Title :
Message progression in parallel computing - to thread or not to thread?
Author :
Hoefler, Torsten ; Lumsdaine, Andrew
Author_Institution :
Open Syst. Lab., Indiana Univ., Bloomington, IN
fDate :
Sept. 29 2008-Oct. 1 2008
Abstract :
Message progression schemes that enable communication and computation to be overlapped have the potential to improve the performance of parallel applications. With currently available high-performance networks there are several options for making progress: manual progression, use of a progress thread, and communication offload. In this paper we analyze threaded progression approaches, comparing the effects of using shared or dedicated CPU cores for progression.
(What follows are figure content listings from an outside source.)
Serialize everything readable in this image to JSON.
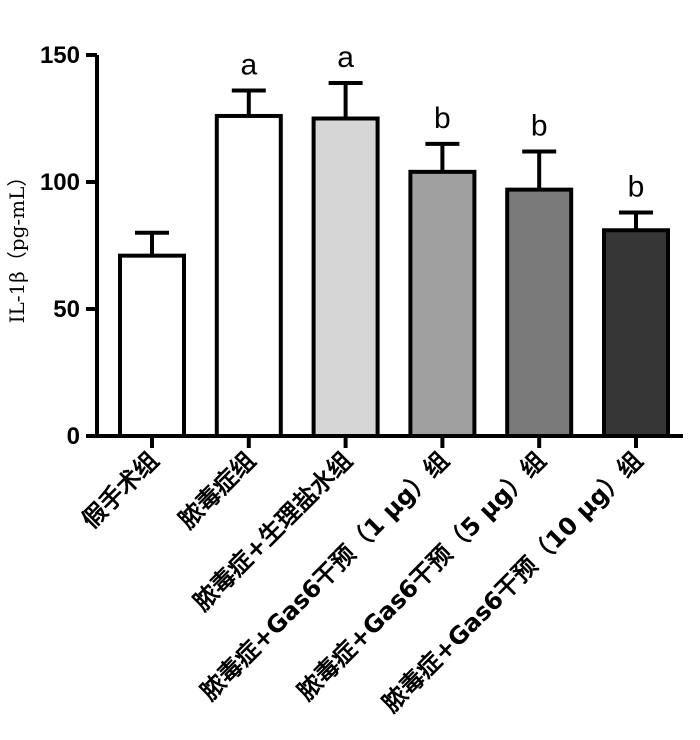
{
  "chart_data": {
    "type": "bar",
    "ylabel": "IL-1β（pg-mL）",
    "ylim": [
      0,
      150
    ],
    "yticks": [
      0,
      50,
      100,
      150
    ],
    "ytick_labels": [
      "0",
      "50",
      "100",
      "150"
    ],
    "grid": false,
    "categories": [
      "假手术组",
      "脓毒症组",
      "脓毒症+生理盐水组",
      "脓毒症+Gas6干预（1 μg）组",
      "脓毒症+Gas6干预（5 μg）组",
      "脓毒症+Gas6干预（10 μg）组"
    ],
    "values": [
      71,
      126,
      125,
      104,
      97,
      81
    ],
    "errors": [
      9,
      10,
      14,
      11,
      15,
      7
    ],
    "significance": [
      "",
      "a",
      "a",
      "b",
      "b",
      "b"
    ],
    "colors": [
      "#ffffff",
      "#ffffff",
      "#d6d6d6",
      "#a0a0a0",
      "#7a7a7a",
      "#363636"
    ]
  }
}
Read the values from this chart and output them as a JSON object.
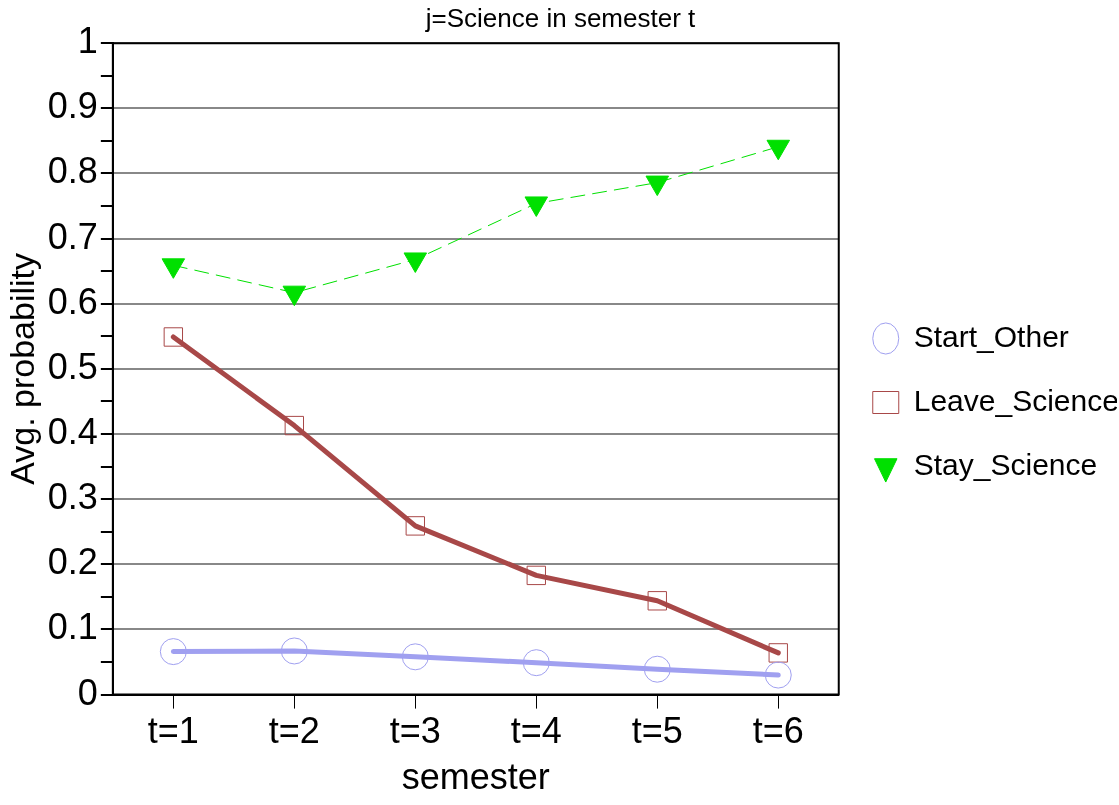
{
  "chart_data": {
    "type": "line",
    "title": "j=Science in semester t",
    "xlabel": "semester",
    "ylabel": "Avg. probability",
    "categories": [
      "t=1",
      "t=2",
      "t=3",
      "t=4",
      "t=5",
      "t=6"
    ],
    "series": [
      {
        "name": "Start_Other",
        "color": "#a0a0f0",
        "marker": "circle",
        "line_style": "solid",
        "values": [
          0.066,
          0.067,
          0.058,
          0.049,
          0.039,
          0.03
        ]
      },
      {
        "name": "Leave_Science",
        "color": "#a84848",
        "marker": "square",
        "line_style": "solid",
        "values": [
          0.549,
          0.413,
          0.259,
          0.183,
          0.144,
          0.064
        ]
      },
      {
        "name": "Stay_Science",
        "color": "#00e000",
        "marker": "triangle",
        "line_style": "dashed",
        "values": [
          0.659,
          0.617,
          0.668,
          0.754,
          0.786,
          0.841
        ]
      }
    ],
    "ylim": [
      0,
      1
    ],
    "yticks": [
      0,
      {
        "value": 0.05,
        "label": null
      },
      0.1,
      {
        "value": 0.15,
        "label": null
      },
      0.2,
      {
        "value": 0.25,
        "label": null
      },
      0.3,
      {
        "value": 0.35,
        "label": null
      },
      0.4,
      {
        "value": 0.45,
        "label": null
      },
      0.5,
      {
        "value": 0.55,
        "label": null
      },
      0.6,
      {
        "value": 0.65,
        "label": null
      },
      0.7,
      {
        "value": 0.75,
        "label": null
      },
      0.8,
      {
        "value": 0.85,
        "label": null
      },
      0.9,
      {
        "value": 0.95,
        "label": null
      },
      1
    ],
    "grid": "y",
    "legend": "right"
  }
}
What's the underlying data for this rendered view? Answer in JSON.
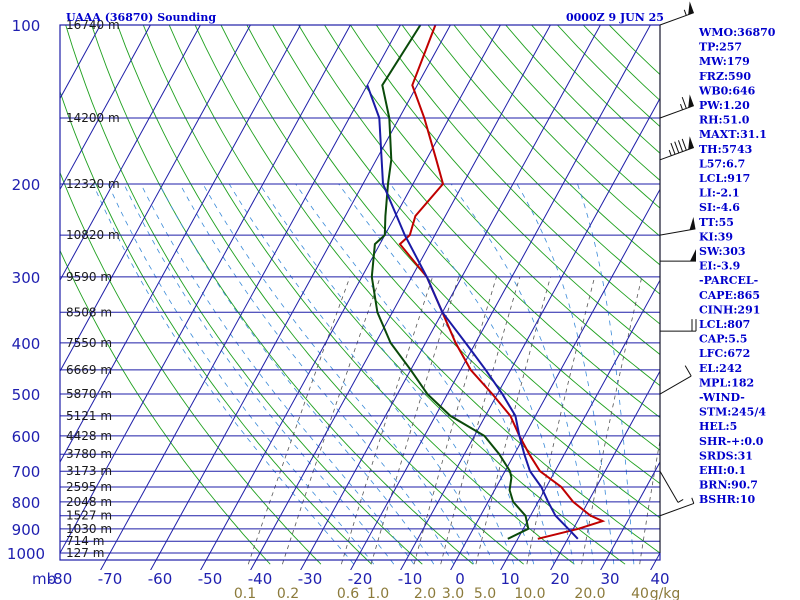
{
  "header": {
    "title": "UAAA (36870) Sounding",
    "time": "0000Z  9 JUN 25"
  },
  "indices": [
    "WMO:36870",
    "TP:257",
    "MW:179",
    "FRZ:590",
    "WB0:646",
    "PW:1.20",
    "RH:51.0",
    "MAXT:31.1",
    "TH:5743",
    "L57:6.7",
    "LCL:917",
    "LI:-2.1",
    "SI:-4.6",
    "TT:55",
    "KI:39",
    "SW:303",
    "EI:-3.9",
    "-PARCEL-",
    "CAPE:865",
    "CINH:291",
    "LCL:807",
    "CAP:5.5",
    "LFC:672",
    "EL:242",
    "MPL:182",
    "-WIND-",
    "STM:245/4",
    "HEL:5",
    "SHR-+:0.0",
    "SRDS:31",
    "EHI:0.1",
    "BRN:90.7",
    "BSHR:10"
  ],
  "chart_data": {
    "type": "line",
    "title": "UAAA (36870) Sounding",
    "xlabel": "",
    "ylabel": "mb",
    "x_tick_labels": [
      "-80",
      "-70",
      "-60",
      "-50",
      "-40",
      "-30",
      "-20",
      "-10",
      "0",
      "10",
      "20",
      "30",
      "40"
    ],
    "pressure_levels": [
      100,
      200,
      300,
      400,
      500,
      600,
      700,
      800,
      900,
      1000
    ],
    "pressure_tick_labels": [
      "100",
      "200",
      "300",
      "400",
      "500",
      "600",
      "700",
      "800",
      "900",
      "1000"
    ],
    "height_labels": [
      {
        "p": 100,
        "label": "16740 m"
      },
      {
        "p": 150,
        "label": "14200 m"
      },
      {
        "p": 200,
        "label": "12320 m"
      },
      {
        "p": 250,
        "label": "10820 m"
      },
      {
        "p": 300,
        "label": "9590 m"
      },
      {
        "p": 350,
        "label": "8508 m"
      },
      {
        "p": 400,
        "label": "7550 m"
      },
      {
        "p": 450,
        "label": "6669 m"
      },
      {
        "p": 500,
        "label": "5870 m"
      },
      {
        "p": 550,
        "label": "5121 m"
      },
      {
        "p": 600,
        "label": "4428 m"
      },
      {
        "p": 650,
        "label": "3780 m"
      },
      {
        "p": 700,
        "label": "3173 m"
      },
      {
        "p": 750,
        "label": "2595 m"
      },
      {
        "p": 800,
        "label": "2048 m"
      },
      {
        "p": 850,
        "label": "1527 m"
      },
      {
        "p": 900,
        "label": "1030 m"
      },
      {
        "p": 950,
        "label": "714 m"
      },
      {
        "p": 1000,
        "label": "127 m"
      }
    ],
    "mixing_ratio_labels": [
      "0.1",
      "0.2",
      "0.6",
      "1.0",
      "2.0",
      "3.0",
      "5.0",
      "10.0",
      "20.0",
      "40",
      "g/kg"
    ],
    "xlim": [
      -80,
      40
    ],
    "ylim": [
      1000,
      100
    ],
    "log_pressure": true,
    "grid": true,
    "series": [
      {
        "color": "#c00000",
        "values": [
          [
            100,
            -63
          ],
          [
            130,
            -61
          ],
          [
            150,
            -55
          ],
          [
            180,
            -48
          ],
          [
            200,
            -44
          ],
          [
            230,
            -46
          ],
          [
            250,
            -45
          ],
          [
            260,
            -46
          ],
          [
            300,
            -37
          ],
          [
            350,
            -30
          ],
          [
            400,
            -24
          ],
          [
            450,
            -18
          ],
          [
            500,
            -11
          ],
          [
            550,
            -5
          ],
          [
            600,
            -1
          ],
          [
            650,
            3
          ],
          [
            700,
            7
          ],
          [
            750,
            13
          ],
          [
            800,
            17
          ],
          [
            850,
            22
          ],
          [
            870,
            25
          ],
          [
            900,
            21
          ],
          [
            940,
            14
          ]
        ]
      },
      {
        "color": "#0a4a0a",
        "values": [
          [
            100,
            -66
          ],
          [
            130,
            -67
          ],
          [
            150,
            -62
          ],
          [
            180,
            -57
          ],
          [
            200,
            -55
          ],
          [
            230,
            -52
          ],
          [
            250,
            -50
          ],
          [
            260,
            -51
          ],
          [
            300,
            -48
          ],
          [
            350,
            -43
          ],
          [
            400,
            -37
          ],
          [
            450,
            -30
          ],
          [
            500,
            -24
          ],
          [
            550,
            -17
          ],
          [
            600,
            -8
          ],
          [
            650,
            -3
          ],
          [
            700,
            1
          ],
          [
            720,
            2
          ],
          [
            760,
            3
          ],
          [
            800,
            5
          ],
          [
            850,
            9
          ],
          [
            900,
            11
          ],
          [
            940,
            8
          ]
        ]
      },
      {
        "color": "#1a1aa6",
        "values": [
          [
            130,
            -70
          ],
          [
            150,
            -64
          ],
          [
            200,
            -56
          ],
          [
            250,
            -46
          ],
          [
            300,
            -37
          ],
          [
            350,
            -30
          ],
          [
            400,
            -22
          ],
          [
            450,
            -15
          ],
          [
            500,
            -9
          ],
          [
            550,
            -4
          ],
          [
            600,
            -1
          ],
          [
            650,
            2
          ],
          [
            700,
            5
          ],
          [
            750,
            9
          ],
          [
            800,
            12
          ],
          [
            850,
            15
          ],
          [
            900,
            19
          ],
          [
            940,
            22
          ]
        ]
      }
    ],
    "wind_barbs": [
      {
        "p": 100,
        "dir": 250,
        "spd": 55
      },
      {
        "p": 150,
        "dir": 250,
        "spd": 65
      },
      {
        "p": 180,
        "dir": 250,
        "spd": 95
      },
      {
        "p": 250,
        "dir": 260,
        "spd": 50
      },
      {
        "p": 280,
        "dir": 270,
        "spd": 50
      },
      {
        "p": 380,
        "dir": 270,
        "spd": 20
      },
      {
        "p": 500,
        "dir": 240,
        "spd": 10
      },
      {
        "p": 700,
        "dir": 330,
        "spd": 5
      },
      {
        "p": 850,
        "dir": 250,
        "spd": 5
      }
    ]
  }
}
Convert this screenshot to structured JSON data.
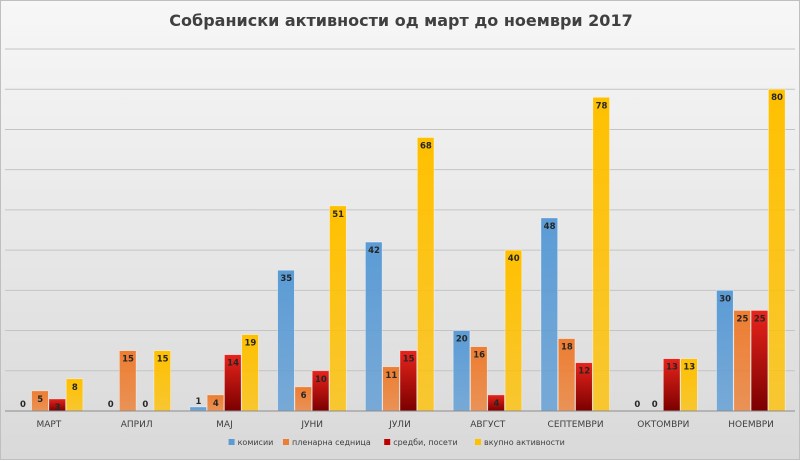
{
  "chart_data": {
    "type": "bar",
    "title": "Собраниски активности од март до ноември 2017",
    "categories": [
      "МАРТ",
      "АПРИЛ",
      "МАЈ",
      "ЈУНИ",
      "ЈУЛИ",
      "АВГУСТ",
      "СЕПТЕМВРИ",
      "ОКТОМВРИ",
      "НОЕМВРИ"
    ],
    "series": [
      {
        "name": "комисии",
        "color": "#5b9bd5",
        "values": [
          0,
          0,
          1,
          35,
          42,
          20,
          48,
          0,
          30
        ]
      },
      {
        "name": "пленарна седница",
        "color": "#ed7d31",
        "values": [
          5,
          15,
          4,
          6,
          11,
          16,
          18,
          0,
          25
        ]
      },
      {
        "name": "средби, посети",
        "color": "#c00000",
        "values": [
          3,
          0,
          14,
          10,
          15,
          4,
          12,
          13,
          25
        ]
      },
      {
        "name": "вкупно активности",
        "color": "#ffc000",
        "values": [
          8,
          15,
          19,
          51,
          68,
          40,
          78,
          13,
          80
        ]
      }
    ],
    "ylim": [
      0,
      90
    ],
    "gridlines": true,
    "y_tick_labels_shown": false,
    "data_labels": true,
    "legend_position": "bottom"
  }
}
To perform these comparisons, we propose time-based and work-based benchmark schemes. As expected, threaded progression performs well when a spare core is available to be dedicated to communication progression, but a number of operating system effects prevent the same benefits from being obtained when communication progress must share a core with computation. We show that some limited performance improvement can be obtained in the shared-core case by real-time scheduling of the progress thread.
Keywords :
parallel processing; scheduling; CPU cores; communication offloads; high-performance networks; message progression schemes; operating system; parallel applications; parallel computing; real-time scheduling; work-based benchmark schemes; Communication standards; Hardware; Intelligent networks; Libraries; Middleware; Operating systems; Parallel processing; Protocols; Testing; Yarn;
Conference_Titel :
Cluster Computing, 2008 IEEE International Conference on
Conference_Location :
Tsukuba
Print_ISBN :
978-1-4244-2639-3
Electronic_ISBN :
1552-5244
DOI :
10.1109/CLUSTR.2008.4663774